Goodhart's Law Is Real
Lutke: Goodhart's law is real. The moment a metric becomes a goal, it's no longer a useful metric. Why? Because no metric by itself is a complete heuristic for a complex business. There's a million different tensions in a company, and you can't keep them all in harmony by optimizing for one thing.
It's true that we don't have KPIs and we don't have OKRs — at least not in the sort of Silicon Valley sense. But we are extremely data-informed. We've invested enormous amounts of money and time into systems that give us basically everything at our fingertips.

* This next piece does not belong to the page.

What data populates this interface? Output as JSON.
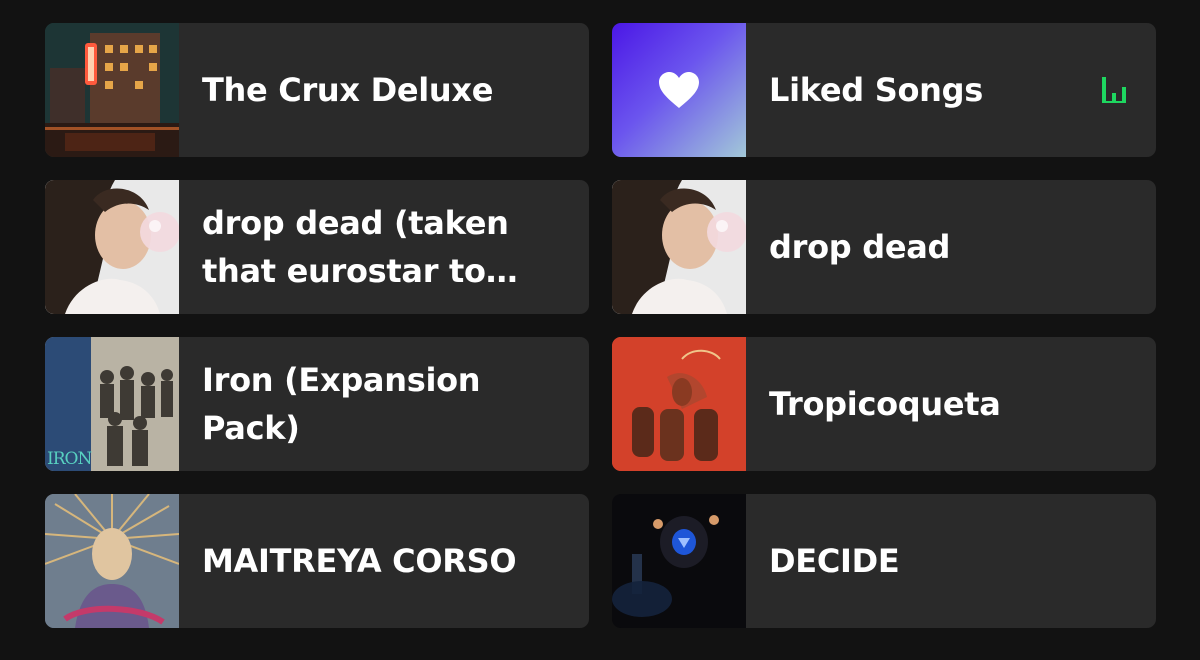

The moment a metric becomes a goal, it's no longer a useful metric. We don't have KPIs. But we are extremely data-informed.
80% of the Value Space Is Unquantifiable
Lutke: Everyone competes for everything highly quantifiable because it's fun — it's like a game. You tweak a number and 0.1 more is better than 0.1 less. Immediate gratification.
But I think the overlap of the most valuable things you can do with a product and the things that happen to be fully quantifiable is maybe 20%. Which leaves 80% of the value space untouchable by people who only look at quantifiable things.
The overlap of most valuable things and fully quantifiable things is maybe 20%. That leaves 80% untouchable.
Taste, Quality, Passion, Love
Lutke: Shopify is comfortable with unquantifiable things such as taste, quality, passion, love — hate. The strong emotions that people have. The deep satisfaction that a craftsperson feels when they've done a job well is actually a better proxy, if you allow it to be, than whether the unit tests pass.
Are you representing your brand? That's an unquantifiable question. Are you proud of the thing that you have built? There needs to be more acceptance in businesses of unquantifiable things.
Are you proud of the thing you built? That's an unquantifiable question. There needs to be more acceptance of that.
A Cockpit for a Pilot
Lutke: We think about it as a cockpit for a pilot. The decisions are still made by pilots. There's an extremely sophisticated rollout system in Shopify that forever holds out and correlates everything with everything in every experiment.
It's a bit of a nuanced conversation. Maybe slightly less good on a fortune cookie — saying Shopify doesn't do OKRs or doesn't do metrics. It's actually just that the metrics take a support function. We often defer to less quantifiable things.
We think about it as a cockpit for a pilot. The decisions are still made by pilots.